Mücadelemiz Derin Devlet ve onun İstiklal Mahkemeleri’ne karşıdır. Onları tarihin derinlerine de saklansalar, devletin kuytularına ve kürsülerin arkasına da saklansalar da bulup çıkarmak, karanlık yüzlerini bıkmadan göstermek boynumuza borçtur. Siz beş yıl boyunca çabalarınızla örnek oldunuz. Sağolun.

28-29 Ocak 1921 gecesi. Mustafa Suphi ve on dört yoldaşının Karadeniz’de öldürülüşünün üstünden neredeyse bir yüzyıl geçmiş olacak. Bu gün, 22 Ocak 1921 Cumartesi günü Ankara’da, Büyük Millet Meclisi’nin 136 nolu toplantısındaki “Komünizm, Mustafa Suphi” konusunun enine boyuna tartışıldığı iki bölümlük gizli oturum tutanaklarının birinci bölümünü Hırant’ın anısına aktarmak istiyorum. Belki de “kıssadan hisse” çıkar.

Tutanakların eski yazıdan yeni harflere çevrilmiş hali T.B.M.M. Gizli Celse Zabıtları www.tbmm.gov.tr/tutanaklar sitesindedir. Pek çok yazıda bu tutanaklardan alıntılar kullanıldı, kullanılıyor. Belki yapıldı ben göremedim, tutanakların tümünün dilini, daha geniş kesimler de geçmişte olanları bilsin diye, sadeleştirerek ve şimdilik yorumsuz sunmak istiyorum.

Şunu da belirtmeliyim ki, tutanaklarda çok önemli yerlerde çok “önemli boşluk”lar var. Bu yerleri aralıklı üç nokta ile gösterdim. Bunlar “okunamadı” mazeretini aşar ölçüde. Okurken bu boşlukları ister istemez “insan” dolduruyor. Eğer devlet yetkilileri işi şeytana bırakmak istemiyorsa ve harf devrimine aykırı değilse, asılları ile birlikte siteye koymalılar. Kim bilir belki “okunamayan” yerleri okuyanlar çıkabilir.
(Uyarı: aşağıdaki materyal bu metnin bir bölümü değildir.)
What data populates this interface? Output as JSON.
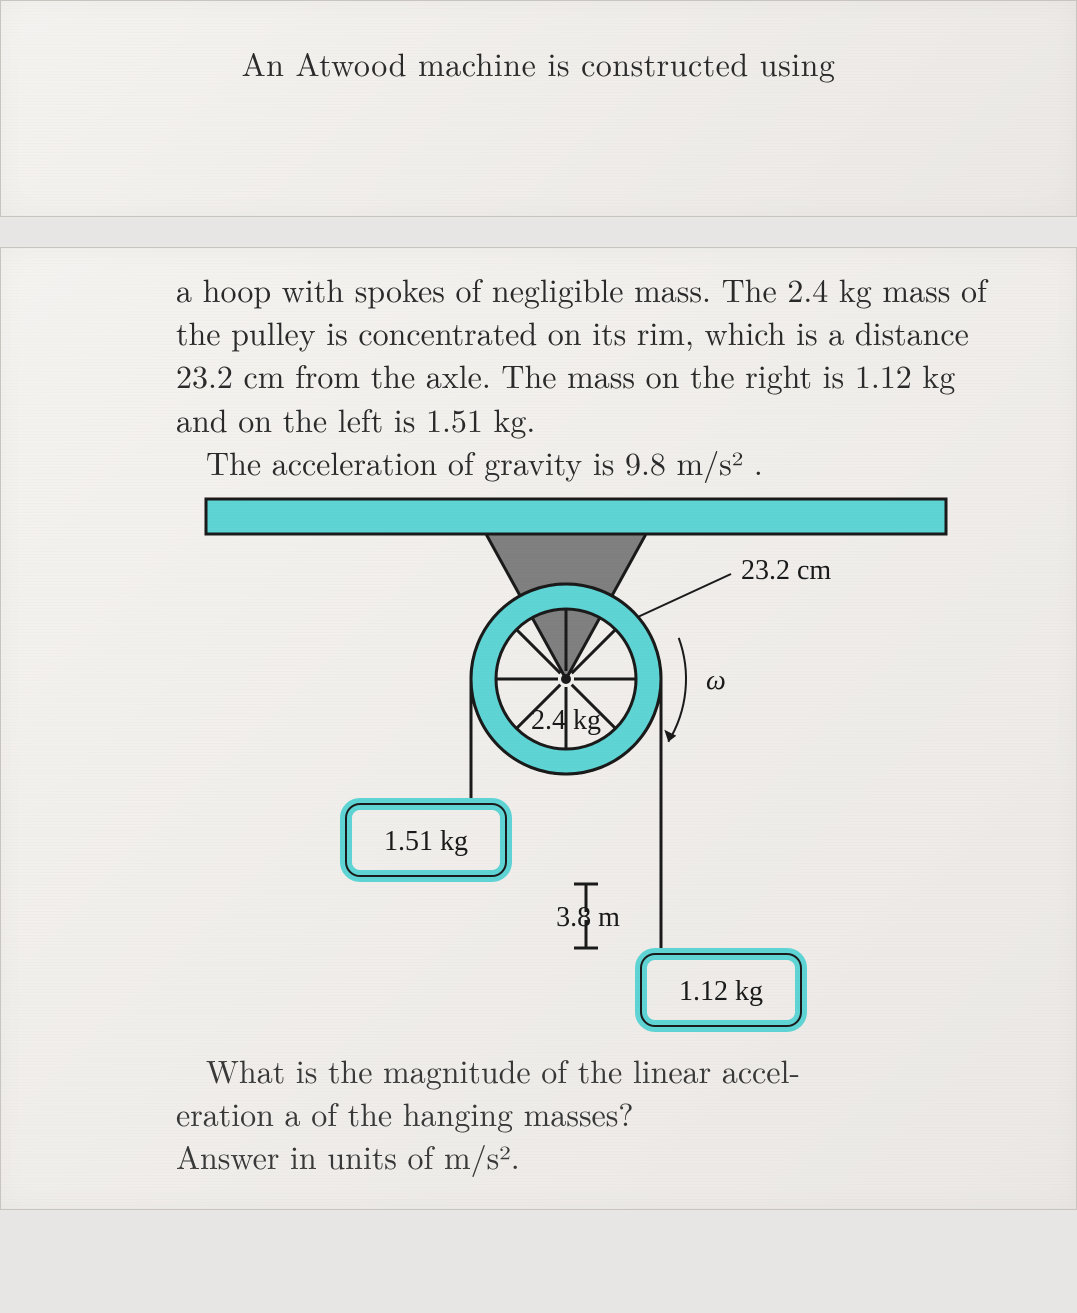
{
  "title": "An Atwood machine is constructed using",
  "paragraph1_noindent": "a hoop with spokes of negligible mass. The 2.4 kg mass of the pulley is concentrated on its rim, which is a distance 23.2 cm from the axle. The mass on the right is 1.12 kg and on the left is 1.51 kg.",
  "paragraph1_indent": "The acceleration of gravity is 9.8 m/s² .",
  "question_line1": "What is the magnitude of the linear accel-",
  "question_line2": "eration a of the hanging masses?",
  "question_line3": "Answer in units of  m/s².",
  "diagram": {
    "type": "physics-diagram",
    "radius_label": "23.2 cm",
    "omega_label": "ω",
    "pulley_mass_label": "2.4 kg",
    "left_mass_label": "1.51 kg",
    "right_mass_label": "1.12 kg",
    "height_label": "3.8 m",
    "colors": {
      "beam_fill": "#5fd4d4",
      "beam_stroke": "#1a1a1a",
      "bracket_fill": "#808080",
      "pulley_rim_fill": "#5fd4d4",
      "mass_fill": "#5fd4d4",
      "mass_stroke": "#1a1a1a",
      "string": "#1a1a1a",
      "text": "#1a1a1a"
    },
    "label_fontsize": 28,
    "beam_height": 35,
    "pulley_radius_outer": 95,
    "pulley_radius_inner": 70,
    "num_spokes": 8
  }
}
Son olarak, gözden kaçmasın diye bazı kelime ve cümleleri koyulaştırdım. Bu tasarrufum umarım sizi “insani yorum”lara sevkeder.


22 Ocak 1921 Cumartesi

ÜÇÜNCÜ OTURUM

Başkan: Vehbi Efendi Hazretleri
Yazman: Feyyaz Ali Bey ((Yozgat)


Başkan- Çoğunluk oluştu oturumu açıyorum.

2- Bursa mebusu ve Diyarbekir İstiklal Mahkemesi azası Şeyh Servet Efendi’nin komünizim propagandası yaptığına dair şifreli telgraflar.

REİS- Konu üzerinde tartışmaya başlıyoruz.

Genelkurmay başkanı Fevzi Paşa açıklamalarda bulunacaklar. Ancak, daha önce Reis Paşa Hazretleri tarafından Genel Kurulunuza havale edilmiş bulunan iki telgraf sureti var, okuyoruz.


Büyük Millet Meclisi

Genelkurmay Başkanlığı Ankara 17.1. 1337 (1921)

Şube: 2

Adet: 523

Büyük Millet Meclisi

Yüce Başkanlığına

Sivas’tan geçen bir memurumuzdan alınan iki kıta şifreli telgraf sureti ek olarak yüksek huzura takdim kılınmıştır efendim.
Genel Kurula 18.1. 1337 (1921)

i: 136
İ: 131 22.1.1337 C:3

1- Diyarbekir İstiklal Mahkemesi’ne tayin edilen Şeyh Servet Efendi Bolşevik propagandası yaparak gitmekte ve Sivas’ta bir de bu tarzda öğüt vermiştir.

2- Burada Öğretmen Ruşen Zeki ve Dava Vekili Şakir Beyler Bolşevik propagandası yapmaktadırlar.

3- Zikredilen meseleleri fikrimce önemli bulduğumdan arzederim efendim.

Diğer

1- Ankara’da bulunan Bolşevik heyeti memleket dahilinde para mukabilinde tedarik ettiği Müslümanlar aracılığıyla propaganda yaptırmaktadırlar.

2- Türk komünist halk partilerinin memleketi yıkıma götüreceği kanaat ve düşüncesinde ısrarlıyım.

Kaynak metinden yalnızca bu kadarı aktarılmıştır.